Ici, son installation vidéo déploie un récit aussi hypnotique que dérangeant, liant inexorablement technologies de pointe, paysages naturels et cultures marginalisées. Sur trois écrans, les images glissent d’une époque à l’autre, d’un usage à l’autre. Des archives anciennes, des barrages hydroélectriques, des télégraphes de la fin de la dynastie Qing, jusqu’aux fermes de minage de bitcoins installées dans le sud-ouest de la Chine.

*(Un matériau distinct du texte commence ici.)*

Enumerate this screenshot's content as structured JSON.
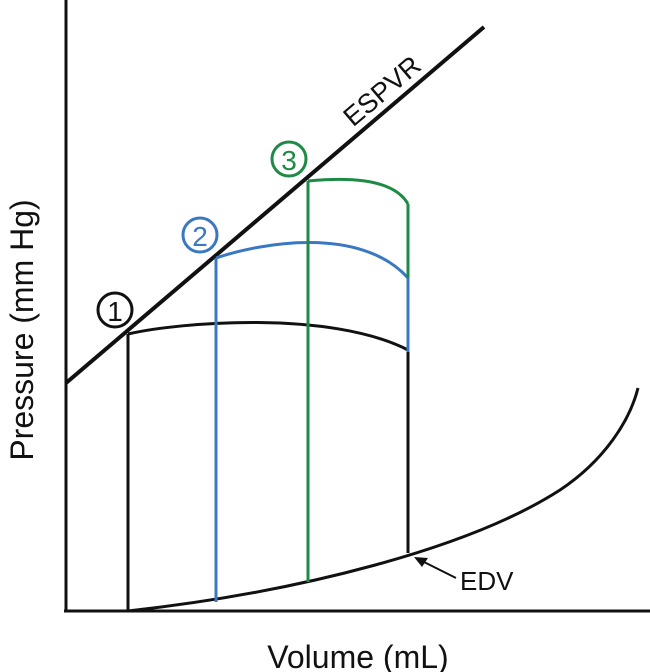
{
  "axes": {
    "x_label": "Volume (mL)",
    "y_label": "Pressure (mm Hg)"
  },
  "labels": {
    "espvr": "ESPVR",
    "edv": "EDV"
  },
  "loops": [
    {
      "number": "1",
      "color": "#111111"
    },
    {
      "number": "2",
      "color": "#3a78c2"
    },
    {
      "number": "3",
      "color": "#1e8a45"
    }
  ]
}
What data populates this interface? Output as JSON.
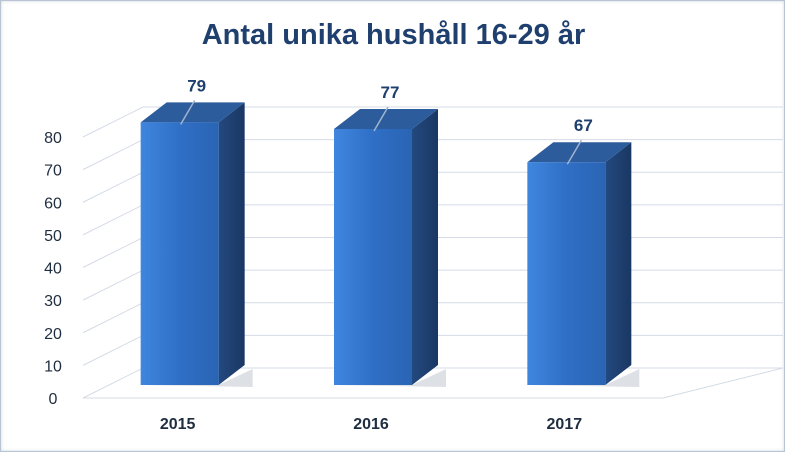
{
  "chart_data": {
    "type": "bar",
    "title": "Antal unika hushåll 16-29 år",
    "categories": [
      "2015",
      "2016",
      "2017"
    ],
    "values": [
      79,
      77,
      67
    ],
    "y_ticks": [
      "0",
      "10",
      "20",
      "30",
      "40",
      "50",
      "60",
      "70",
      "80"
    ],
    "ylim": [
      0,
      80
    ],
    "grid": true,
    "style": "3d-column",
    "bar_color": "#2e6fc4"
  }
}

Une région riche en ressources hydrauliques, longtemps restée à l’écart du contrôle étatique, aujourd’hui happée par les logiques globalisées de l’énergie et de la finance numérique. La voix off, portée par la langue muya – rare, menacée – traverse ces paysages comme un fil de résistance, nous rappelant que derrière les infrastructures, derrière les flux invisibles de données et de capitaux, subsistent des corps, des mémoires, des systèmes de savoirs fragiles. 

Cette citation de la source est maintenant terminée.